While parsing input or generating output it is often desirable to combine some constant elements with variable parts. For instance, let us look at the example of parsing or formatting a complex number, which is written as (real, imag), where real and imag are the variables representing the real and imaginary parts of our complex number. This can be achieved by writing:

Library	Sequence expression
Qi	`'(' >> double_ >> ", " >> double_ >> ')'`
Karma	`'(' << double_ << ", " << double_ << ')'`

Fortunately, literals (such as '(' and ", ") do not expose any attribute (well actually, they do expose the special type unused_type, but in this context unused_type is interpreted as if the component does not expose any attribute at all). It is very important to understand that the literals don't consume any of the elements of a fusion sequence passed to this component sequence. As said, they just don't expose any attribute and don't produce (consume) any data. The following example shows this:

// the following parses "(1.0, 2.0)" into a pair of double
std::string input("(1.0, 2.0)");
std::string::iterator strbegin = input.begin();
std::pair<double, double> p;
qi::parse(strbegin, input.end(), 
    '(' >> qi::double_ >> ", " >> qi::double_ >> ')', // parser grammar 
    p);                                               // attribute to fill while parsing

and here is the equivalent Spirit.Karma code snippet:

// the following generates: (1.0, 2.0)
std::string str;
std::back_insert_iterator<std::string> out(str);
generate(out, 
    '(' << karma::double_ << ", " << karma::double_ << ')', // generator grammar (format description)
    p);                                                     // data to use as the attribute

where the first element of the pair passed in as the data to generate is still associated with the first double_, and the second element is associated with the second double_ generator.

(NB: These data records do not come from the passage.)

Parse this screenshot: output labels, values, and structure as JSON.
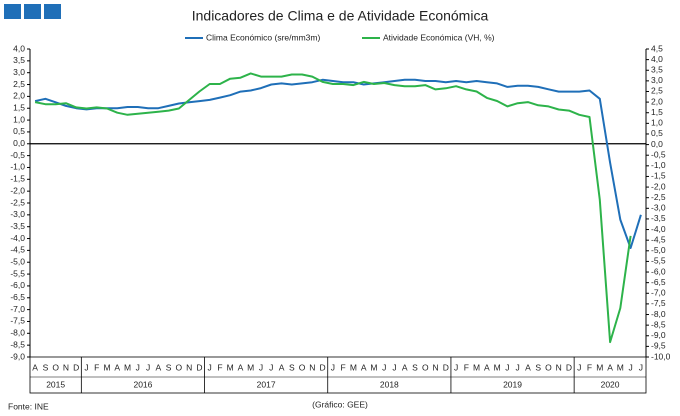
{
  "chart_data": {
    "type": "line",
    "title": "Indicadores de Clima e de Atividade Económica",
    "source": "Fonte: INE",
    "credit": "(Gráfico: GEE)",
    "categories": [
      "A",
      "S",
      "O",
      "N",
      "D",
      "J",
      "F",
      "M",
      "A",
      "M",
      "J",
      "J",
      "A",
      "S",
      "O",
      "N",
      "D",
      "J",
      "F",
      "M",
      "A",
      "M",
      "J",
      "J",
      "A",
      "S",
      "O",
      "N",
      "D",
      "J",
      "F",
      "M",
      "A",
      "M",
      "J",
      "J",
      "A",
      "S",
      "O",
      "N",
      "D",
      "J",
      "F",
      "M",
      "A",
      "M",
      "J",
      "J",
      "A",
      "S",
      "O",
      "N",
      "D",
      "J",
      "F",
      "M",
      "A",
      "M",
      "J",
      "J"
    ],
    "years": [
      "2015",
      "2016",
      "2017",
      "2018",
      "2019",
      "2020"
    ],
    "year_spans": [
      5,
      12,
      12,
      12,
      12,
      7
    ],
    "series": [
      {
        "name": "Clima Económico (sre/mm3m)",
        "color": "#1f6fb8",
        "axis": "y",
        "values": [
          1.8,
          1.9,
          1.75,
          1.6,
          1.5,
          1.45,
          1.5,
          1.5,
          1.5,
          1.55,
          1.55,
          1.5,
          1.5,
          1.6,
          1.7,
          1.75,
          1.8,
          1.85,
          1.95,
          2.05,
          2.2,
          2.25,
          2.35,
          2.5,
          2.55,
          2.5,
          2.55,
          2.6,
          2.7,
          2.65,
          2.6,
          2.6,
          2.5,
          2.55,
          2.6,
          2.65,
          2.7,
          2.7,
          2.65,
          2.65,
          2.6,
          2.65,
          2.6,
          2.65,
          2.6,
          2.55,
          2.4,
          2.45,
          2.45,
          2.4,
          2.3,
          2.2,
          2.2,
          2.2,
          2.25,
          1.9,
          -0.8,
          -3.2,
          -4.4,
          -3.0
        ]
      },
      {
        "name": "Atividade Económica (VH, %)",
        "color": "#2db34a",
        "axis": "y2",
        "values": [
          2.0,
          1.9,
          1.9,
          1.95,
          1.75,
          1.7,
          1.75,
          1.7,
          1.5,
          1.4,
          1.45,
          1.5,
          1.55,
          1.6,
          1.7,
          2.1,
          2.5,
          2.85,
          2.85,
          3.1,
          3.15,
          3.35,
          3.2,
          3.2,
          3.2,
          3.3,
          3.3,
          3.2,
          2.95,
          2.85,
          2.85,
          2.8,
          2.95,
          2.85,
          2.9,
          2.8,
          2.75,
          2.75,
          2.8,
          2.6,
          2.65,
          2.75,
          2.6,
          2.5,
          2.2,
          2.05,
          1.8,
          1.95,
          2.0,
          1.85,
          1.8,
          1.65,
          1.6,
          1.4,
          1.3,
          -2.6,
          -9.3,
          -7.7,
          -4.3,
          null
        ]
      }
    ],
    "ylim": [
      -9,
      4
    ],
    "yticks": [
      {
        "value": 4,
        "label": "4,0"
      },
      {
        "value": 3.5,
        "label": "3,5"
      },
      {
        "value": 3,
        "label": "3,0"
      },
      {
        "value": 2.5,
        "label": "2,5"
      },
      {
        "value": 2,
        "label": "2,0"
      },
      {
        "value": 1.5,
        "label": "1,5"
      },
      {
        "value": 1,
        "label": "1,0"
      },
      {
        "value": 0.5,
        "label": "0,5"
      },
      {
        "value": 0,
        "label": "0,0"
      },
      {
        "value": -0.5,
        "label": "-0,5"
      },
      {
        "value": -1,
        "label": "-1,0"
      },
      {
        "value": -1.5,
        "label": "-1,5"
      },
      {
        "value": -2,
        "label": "-2,0"
      },
      {
        "value": -2.5,
        "label": "-2,5"
      },
      {
        "value": -3,
        "label": "-3,0"
      },
      {
        "value": -3.5,
        "label": "-3,5"
      },
      {
        "value": -4,
        "label": "-4,0"
      },
      {
        "value": -4.5,
        "label": "-4,5"
      },
      {
        "value": -5,
        "label": "-5,0"
      },
      {
        "value": -5.5,
        "label": "-5,5"
      },
      {
        "value": -6,
        "label": "-6,0"
      },
      {
        "value": -6.5,
        "label": "-6,5"
      },
      {
        "value": -7,
        "label": "-7,0"
      },
      {
        "value": -7.5,
        "label": "-7,5"
      },
      {
        "value": -8,
        "label": "-8,0"
      },
      {
        "value": -8.5,
        "label": "-8,5"
      },
      {
        "value": -9,
        "label": "-9,0"
      }
    ],
    "y2lim": [
      -10,
      4.5
    ],
    "y2ticks": [
      {
        "value": 4.5,
        "label": "4,5"
      },
      {
        "value": 4,
        "label": "4,0"
      },
      {
        "value": 3.5,
        "label": "3,5"
      },
      {
        "value": 3,
        "label": "3,0"
      },
      {
        "value": 2.5,
        "label": "2,5"
      },
      {
        "value": 2,
        "label": "2,0"
      },
      {
        "value": 1.5,
        "label": "1,5"
      },
      {
        "value": 1,
        "label": "1,0"
      },
      {
        "value": 0.5,
        "label": "0,5"
      },
      {
        "value": 0,
        "label": "0,0"
      },
      {
        "value": -0.5,
        "label": "-0,5"
      },
      {
        "value": -1,
        "label": "-1,0"
      },
      {
        "value": -1.5,
        "label": "-1,5"
      },
      {
        "value": -2,
        "label": "-2,0"
      },
      {
        "value": -2.5,
        "label": "-2,5"
      },
      {
        "value": -3,
        "label": "-3,0"
      },
      {
        "value": -3.5,
        "label": "-3,5"
      },
      {
        "value": -4,
        "label": "-4,0"
      },
      {
        "value": -4.5,
        "label": "-4,5"
      },
      {
        "value": -5,
        "label": "-5,0"
      },
      {
        "value": -5.5,
        "label": "-5,5"
      },
      {
        "value": -6,
        "label": "-6,0"
      },
      {
        "value": -6.5,
        "label": "-6,5"
      },
      {
        "value": -7,
        "label": "-7,0"
      },
      {
        "value": -7.5,
        "label": "-7,5"
      },
      {
        "value": -8,
        "label": "-8,0"
      },
      {
        "value": -8.5,
        "label": "-8,5"
      },
      {
        "value": -9,
        "label": "-9,0"
      },
      {
        "value": -9.5,
        "label": "-9,5"
      },
      {
        "value": -10,
        "label": "-10,0"
      }
    ],
    "legend": "top"
  }
}
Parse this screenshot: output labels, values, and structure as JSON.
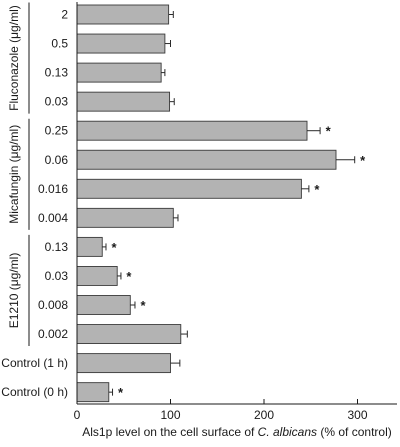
{
  "chart_data": {
    "type": "bar",
    "orientation": "horizontal",
    "categories": [
      "2",
      "0.5",
      "0.13",
      "0.03",
      "0.25",
      "0.06",
      "0.016",
      "0.004",
      "0.13",
      "0.03",
      "0.008",
      "0.002",
      "Control (1 h)",
      "Control (0 h)"
    ],
    "values": [
      98,
      94,
      90,
      99,
      246,
      277,
      240,
      103,
      27,
      43,
      57,
      111,
      100,
      34
    ],
    "errors": [
      5,
      6,
      4,
      5,
      14,
      20,
      8,
      5,
      4,
      4,
      5,
      7,
      10,
      4
    ],
    "significant": [
      false,
      false,
      false,
      false,
      true,
      true,
      true,
      false,
      true,
      true,
      true,
      false,
      false,
      true
    ],
    "significance_marker": "*",
    "groups": [
      {
        "label": "Fluconazole (μg/ml)",
        "start": 0,
        "end": 3
      },
      {
        "label": "Micafungin (μg/ml)",
        "start": 4,
        "end": 7
      },
      {
        "label": "E1210 (μg/ml)",
        "start": 8,
        "end": 11
      }
    ],
    "xlabel_parts": [
      {
        "text": "Als1p level on the cell surface of ",
        "italic": false
      },
      {
        "text": "C. albicans",
        "italic": true
      },
      {
        "text": " (% of control)",
        "italic": false
      }
    ],
    "xlim": [
      0,
      350
    ],
    "xticks": [
      0,
      100,
      200,
      300
    ],
    "grid": false
  }
}
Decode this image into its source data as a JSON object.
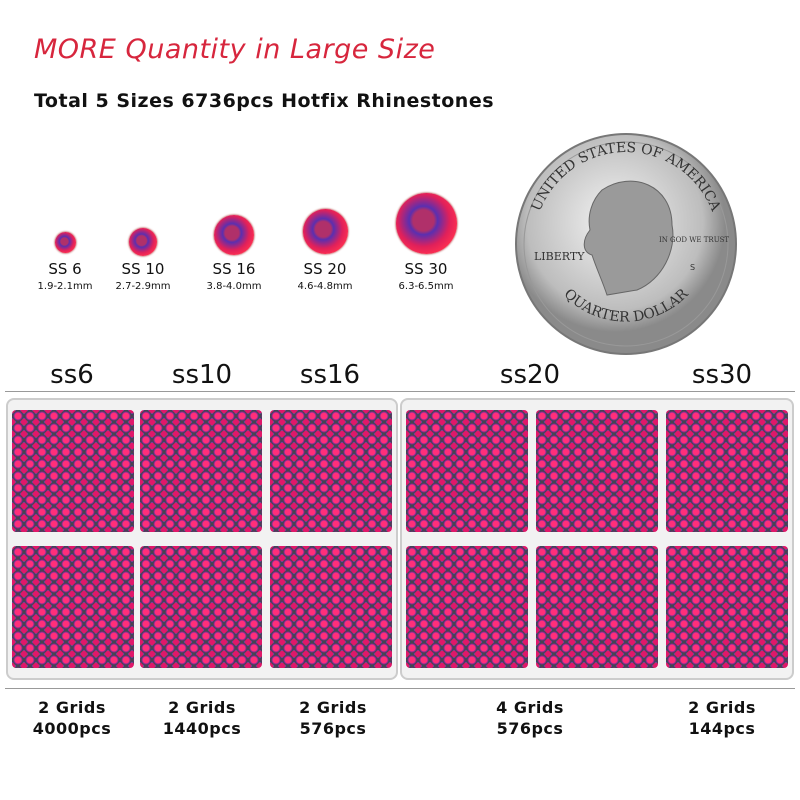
{
  "title": "MORE Quantity in Large Size",
  "subtitle": "Total 5 Sizes 6736pcs Hotfix Rhinestones",
  "sizes": [
    {
      "label": "SS 6",
      "mm": "1.9-2.1mm"
    },
    {
      "label": "SS 10",
      "mm": "2.7-2.9mm"
    },
    {
      "label": "SS 16",
      "mm": "3.8-4.0mm"
    },
    {
      "label": "SS 20",
      "mm": "4.6-4.8mm"
    },
    {
      "label": "SS 30",
      "mm": "6.3-6.5mm"
    }
  ],
  "coin": {
    "top": "UNITED STATES OF AMERICA",
    "left": "LIBERTY",
    "motto": "IN GOD WE TRUST",
    "bottom": "QUARTER DOLLAR",
    "mint": "S"
  },
  "columns": [
    {
      "name": "ss6",
      "grids": "2 Grids",
      "pcs": "4000pcs"
    },
    {
      "name": "ss10",
      "grids": "2 Grids",
      "pcs": "1440pcs"
    },
    {
      "name": "ss16",
      "grids": "2 Grids",
      "pcs": "576pcs"
    },
    {
      "name": "ss20",
      "grids": "4 Grids",
      "pcs": "576pcs"
    },
    {
      "name": "ss30",
      "grids": "2 Grids",
      "pcs": "144pcs"
    }
  ],
  "colors": {
    "title": "#d7263d",
    "stone": "#e0205a"
  }
}
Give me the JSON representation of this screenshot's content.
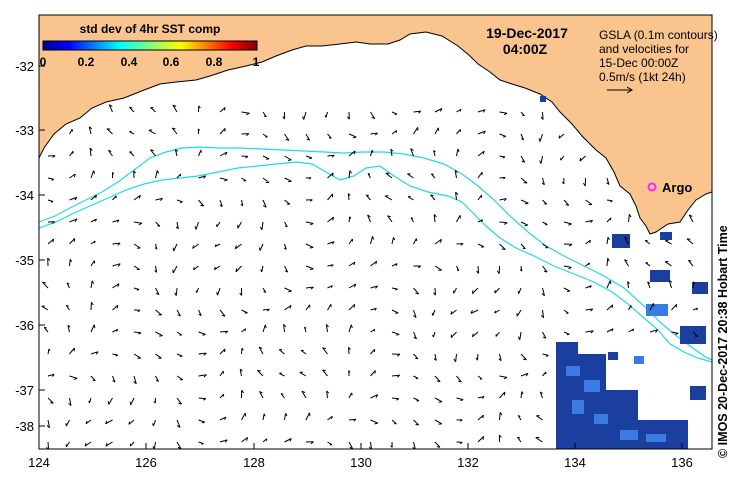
{
  "map": {
    "datetime_line1": "19-Dec-2017",
    "datetime_line2": "04:00Z",
    "x_ticks": [
      "124",
      "126",
      "128",
      "130",
      "132",
      "134",
      "136"
    ],
    "y_ticks": [
      "-32",
      "-33",
      "-34",
      "-35",
      "-36",
      "-37",
      "-38"
    ],
    "colorbar": {
      "title": "std dev of 4hr SST comp",
      "ticks": [
        "0",
        "0.2",
        "0.4",
        "0.6",
        "0.8",
        "1"
      ],
      "range": [
        0,
        1
      ]
    },
    "legend": {
      "line1": "GSLA (0.1m contours)",
      "line2": "and velocities for",
      "line3": "15-Dec 00:00Z",
      "line4": "0.5m/s (1kt 24h)"
    },
    "argo_label": "Argo",
    "credit": "© IMOS 20-Dec-2017 20:38 Hobart Time"
  },
  "colors": {
    "land": "#f9c48d",
    "contour": "#22d8e8",
    "argo": "#ff22ff",
    "cloud_dark": "#1b3f9e",
    "cloud_light": "#3b7ae0"
  }
}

This behavior should be familiar as it conforms to the way other input and output formatting libraries such as scanf, printf or boost::format are handling their variable parts. In this context you can think about Spirit.Qi's and Spirit.Karma's primitive components (such as the double_ above) as of being type safe placeholders for the attribute values.

Tip

	Tip
Similarly to the tip provided above, this example could be rewritten using Spirit's multi-attribute API function: double d1 = 0.0, d2 = 0.0; qi::parse(begin, end, '(' >> qi::double_ >> ", " >> qi::double_ >> ')', d1, d2); karma::generate(out, '(' << karma::double_ << ", " << karma::double_ << ')', d1, d2); which provides a clear and comfortable syntax, more similar to the placeholder based syntax as exposed by `printf` or `boost::format`.

Similarly to the tip provided above, this example could be rewritten using Spirit's multi-attribute API function:

double d1 = 0.0, d2 = 0.0;
qi::parse(begin, end, '(' >> qi::double_ >> ", " >> qi::double_ >> ')', d1, d2);
karma::generate(out, '(' << karma::double_ << ", " << karma::double_ << ')', d1, d2);

which provides a clear and comfortable syntax, more similar to the placeholder based syntax as exposed by printf or boost::format.

Let's take a look at this from a more formal perspective. The sequence attribute propagation rules define a special behavior if generators exposing unused_type as their attribute are involved (see Generator Compound Attribute Rules):

Library	Sequence attribute propagation rule
Qi	`a: A, b: Unused --> (a >> b): A`
Karma	`a: A, b: Unused --> (a << b): A`

which reads as:

Given a and b are parsers (generators), and A is the attribute type of a, and unused_type is the attribute type of b, then the attribute type of a >> b (a << b) will be A as well. This rule applies regardless of the position the element exposing the unused_type is at.

This rule is the key to the understanding of the attribute handling in sequences as soon as literals are involved. It is as if elements with unused_type attributes 'disappeared' during attribute propagation. Notably, this is not only true for sequences but for any compound components. For instance, for alternative components the corresponding rule is:

a: A, b: Unused --> (a | b): A

again, allowing to simplify the overall attribute type of an expression.